The Health Informatics team aims to improve healthcare quality via advanced mobile health (mHealth) and data mining technologies. Mobile Health and Health Informatics research in the Bio-MIBLab focuses on four data modules: Acquisition, Preprocessing, Mining, and Delivery.
Data Acquisition relies on patient-oriented health data collection technologies including 1) text messaging for chronic self-reporting, 2) body sensors for real-time abnormality monitoring, 3) mobile imaging interfaces for pathological knowledge sharing, 4) motion sensors for home-based rehabilitation, and 5) social networking for health behavior education.
Data Preprocessing recognizes specific patterns of interest from collected data and identifies outliers and unusual states that are clinically important, while ignoring uninteresting noise such as measurement error. This step also requires recovery missing values so as to maintain a certain level of data integrity.

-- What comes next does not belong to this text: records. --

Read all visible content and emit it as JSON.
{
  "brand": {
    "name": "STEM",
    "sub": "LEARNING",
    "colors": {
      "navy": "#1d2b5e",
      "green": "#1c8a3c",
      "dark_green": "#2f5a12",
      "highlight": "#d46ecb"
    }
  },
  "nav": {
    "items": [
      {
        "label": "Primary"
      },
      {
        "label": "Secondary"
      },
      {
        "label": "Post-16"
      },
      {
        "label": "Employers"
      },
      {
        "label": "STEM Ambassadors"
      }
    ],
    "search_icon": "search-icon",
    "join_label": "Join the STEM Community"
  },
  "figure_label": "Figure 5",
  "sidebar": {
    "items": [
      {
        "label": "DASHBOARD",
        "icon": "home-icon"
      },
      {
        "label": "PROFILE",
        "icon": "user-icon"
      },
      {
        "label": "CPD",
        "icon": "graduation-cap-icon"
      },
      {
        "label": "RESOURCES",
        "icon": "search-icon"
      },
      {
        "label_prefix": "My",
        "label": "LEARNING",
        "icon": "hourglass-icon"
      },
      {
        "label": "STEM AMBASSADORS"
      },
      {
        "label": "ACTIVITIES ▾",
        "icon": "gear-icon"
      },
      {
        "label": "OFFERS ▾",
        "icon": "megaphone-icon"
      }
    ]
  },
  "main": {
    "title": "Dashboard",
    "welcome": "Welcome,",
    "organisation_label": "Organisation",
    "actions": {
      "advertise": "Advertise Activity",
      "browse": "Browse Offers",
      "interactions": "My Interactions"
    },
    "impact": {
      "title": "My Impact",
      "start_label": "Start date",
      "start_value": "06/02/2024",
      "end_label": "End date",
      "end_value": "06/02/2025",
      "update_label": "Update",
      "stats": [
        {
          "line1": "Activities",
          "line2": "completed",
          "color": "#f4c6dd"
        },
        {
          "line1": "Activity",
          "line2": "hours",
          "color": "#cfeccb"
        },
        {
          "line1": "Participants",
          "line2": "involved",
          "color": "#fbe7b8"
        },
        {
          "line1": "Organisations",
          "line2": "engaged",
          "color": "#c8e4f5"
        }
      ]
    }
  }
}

Given the qualitative information from the Preprocessing module, the Mining module can potentially detect previously unknown health conditions and events. These may be novel patient phenotypes or useful information about the final care delivery processes. Methods used in knowledge mining include classification, clustering, and rule association learning.
The mined knowledge is finally delivered via the Delivery module. We develop web-based tools on a cloud server. Mobile apps on Android, iPhone, and iPad are also provided for patients and professionals for seamless communication and data access.
Our work represents a collaboration of several well-established medical centers and research groups from the metro-Atlanta area, including Children’s Healthcare of Atlanta (CHOA), Shepherd Center, and Georgia State University. We have focused on sickle cell disease, cardiac conditions, acquired and traumatic brain injury, and pediatric psychological therapy.